Pero la amplia mayoría tenemos dificultades, pues son muchos los inventos y las añagazas que utilizamos en favor del infortunio; hay personas que son burrísimas de sí mismas, auténticas centrifugadoras, hamsters en su noria, asnos con antifaz que cargar de su costumbre, incapaces de avanzar o de pensar bajo otra luz la inviabilidad de un pensamiento viejo.

Hay personas tan grises que no levantan el ánimo ni que vayan a llamarlos Manolillo el de la pena, otros que confunden la realidad con el deseo y se quedan sin realidad, cuando acaban agotando su deseo; ¿y qué dices de los que no saben de su cabeza más allá que dónde comienza su panza?; hay quién explica sus principios a través del dogmatismo su entrepierna, y gente que no sabe de sí más que los datos de su tarjeta o la hora de la próxima reunión.

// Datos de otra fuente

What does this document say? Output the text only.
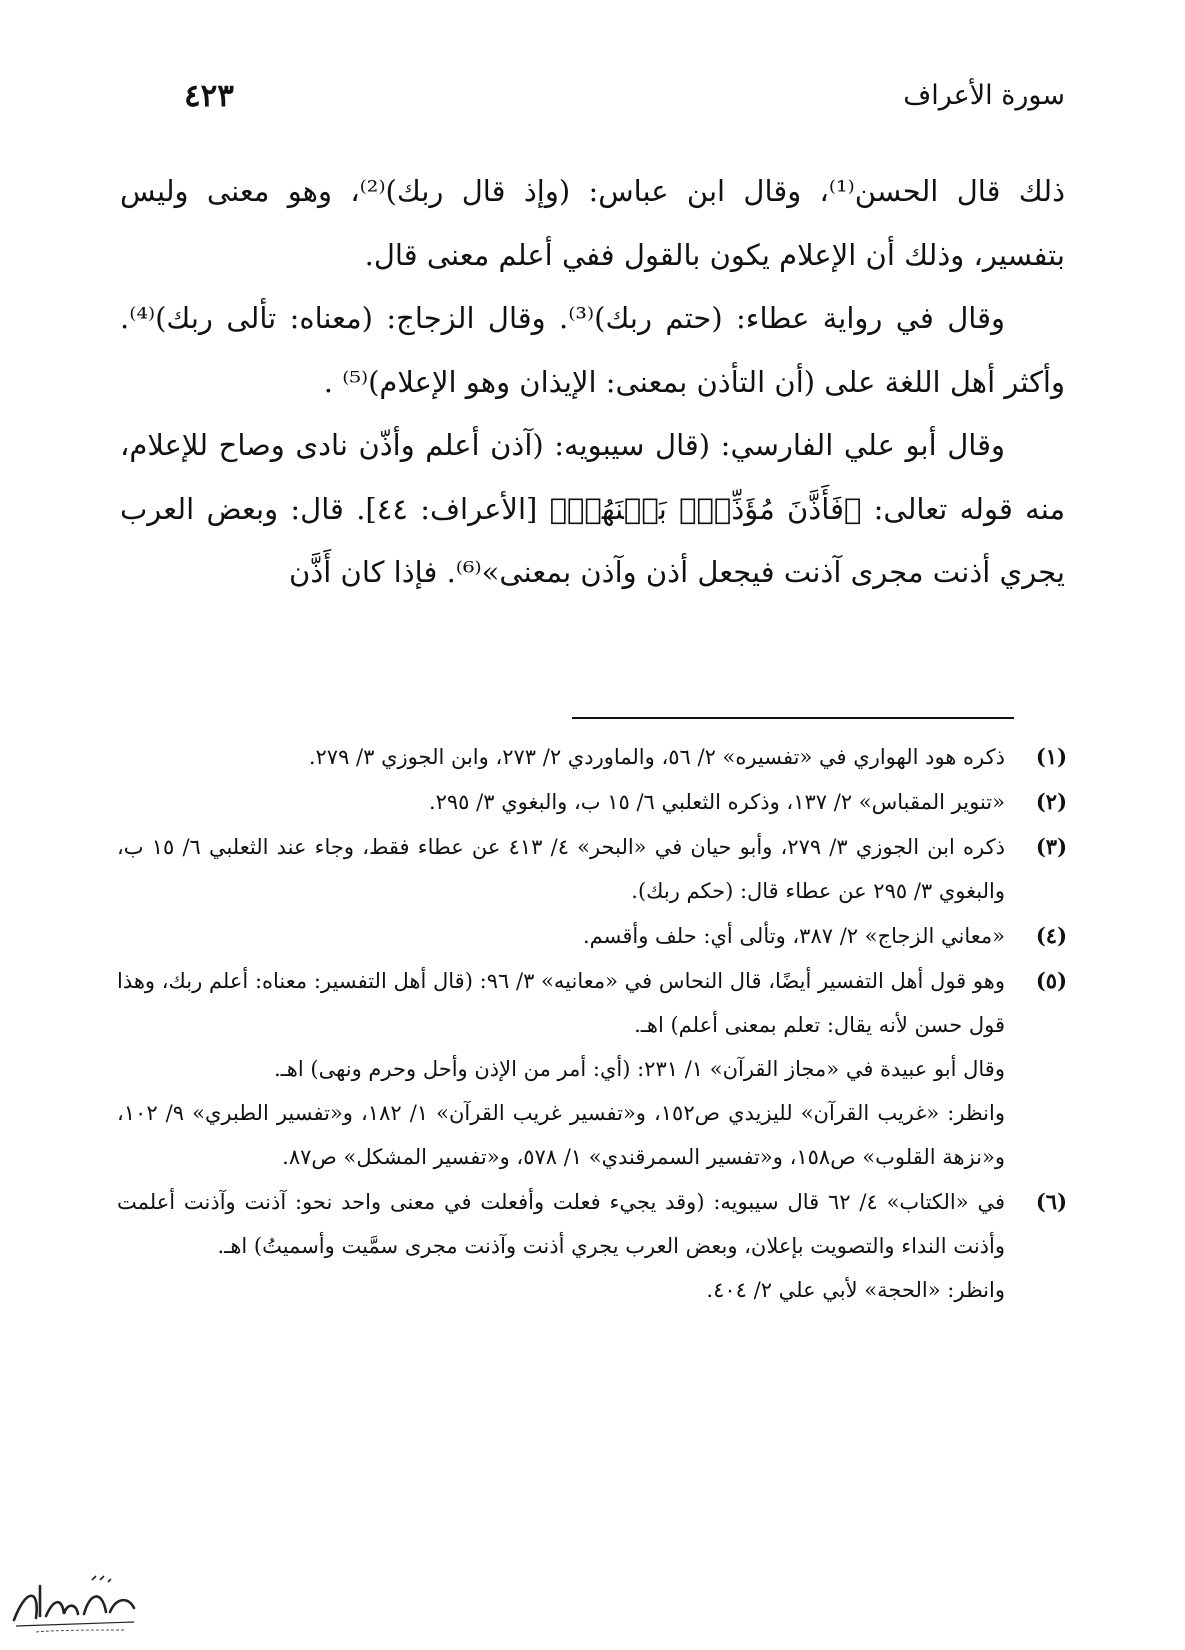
سورة الأعراف
٤٢٣

ذلك قال الحسن⁽¹⁾، وقال ابن عباس: (وإذ قال ربك)⁽²⁾، وهو معنى وليس بتفسير، وذلك أن الإعلام يكون بالقول ففي أعلم معنى قال.

وقال في رواية عطاء: (حتم ربك)⁽³⁾. وقال الزجاج: (معناه: تألى ربك)⁽⁴⁾. وأكثر أهل اللغة على (أن التأذن بمعنى: الإيذان وهو الإعلام)⁽⁵⁾ .

وقال أبو علي الفارسي: (قال سيبويه: (آذن أعلم وأذّن نادى وصاح للإعلام، منه قوله تعالى: ﴿فَأَذَّنَ مُؤَذِّنٌۢ بَيۡنَهُمۡ﴾ [الأعراف: ٤٤]. قال: وبعض العرب يجري أذنت مجرى آذنت فيجعل أذن وآذن بمعنى»⁽⁶⁾. فإذا كان أَذَّن

(١)
ذكره هود الهواري في «تفسيره» ٢/ ٥٦، والماوردي ٢/ ٢٧٣، وابن الجوزي ٣/ ٢٧٩.
(٢)
«تنوير المقباس» ٢/ ١٣٧، وذكره الثعلبي ٦/ ١٥ ب، والبغوي ٣/ ٢٩٥.
(٣)
ذكره ابن الجوزي ٣/ ٢٧٩، وأبو حيان في «البحر» ٤/ ٤١٣ عن عطاء فقط، وجاء عند الثعلبي ٦/ ١٥ ب، والبغوي ٣/ ٢٩٥ عن عطاء قال: (حكم ربك).
(٤)
«معاني الزجاج» ٢/ ٣٨٧، وتألى أي: حلف وأقسم.
(٥)
وهو قول أهل التفسير أيضًا، قال النحاس في «معانيه» ٣/ ٩٦: (قال أهل التفسير: معناه: أعلم ربك، وهذا قول حسن لأنه يقال: تعلم بمعنى أعلم) اهـ.
وقال أبو عبيدة في «مجاز القرآن» ١/ ٢٣١: (أي: أمر من الإذن وأحل وحرم ونهى) اهـ.
وانظر: «غريب القرآن» لليزيدي ص١٥٢، و«تفسير غريب القرآن» ١/ ١٨٢، و«تفسير الطبري» ٩/ ١٠٢، و«نزهة القلوب» ص١٥٨، و«تفسير السمرقندي» ١/ ٥٧٨، و«تفسير المشكل» ص٨٧.
(٦)
في «الكتاب» ٤/ ٦٢ قال سيبويه: (وقد يجيء فعلت وأفعلت في معنى واحد نحو: آذنت وآذنت أعلمت وأذنت النداء والتصويت بإعلان، وبعض العرب يجري أذنت وآذنت مجرى سمَّيت وأسميتُ) اهـ.
وانظر: «الحجة» لأبي علي ٢/ ٤٠٤.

Hay quienes que sufren el boicot de la neuroquímica, el destierro, la minusvalía o la enfermedad mental y cuya terca supervivencia los convierte en pequeños superhéroes.

¿Pero dónde acaba la vida y dónde empieza la enfermedad? ¿Estoy deprimido porque soy yo, a conciencia de todos mis males, o porque he dejado de ser yo transformado por el peso de los golpes? ¿sufro depresión o es sólo autobiografía? ¿Es realmente un trastorno mi enfermedad o es una decisión que he hecho sobre mi vida?.

Todos traemos defectos o diseñamos trastornos para jodernos a base de bien. Pero hay personas que luchan y siguen vigentes, a pesar de las circunstancias, y otros que se rinden o se asquean y tampoco son culpables, porque no dan guerra, no dan mal.

Otros hay, sin embargo, tan enajenados que no encuentran en su identidad el papel que les tocó representar a un nivel terrestre: ángeles diabólicos, parásitos, cegatos, cómodos en la inmadurez y el autoengaño, sumidos en una falsa filosofía del mundo contra mí y aprovechándose de otros.

El común habitante de la casa se preocupa de pronto por esa bombilla anómala, preguntándose si no habrá forma más honrada de cronometrar lo que aún le falta a la noche, que es mucha.

El hombre que amaba su reloj responde fatigado, casi indigno, como el que se encuentra cuestionado de más en un asunto sin fuste: que sí joder que sí, que luego cuando me largue apago la maldita lucecita.

El común habitante sospecha de pronto el dilema en el que el otro se encuentra acotado, y lo deja estar sin más cuestionamiento ni importunio, pues es variada y libidinosa la relación que él mantiene con los electrodomésticos, y yo me tengo que tragar todas las noches el walking dead.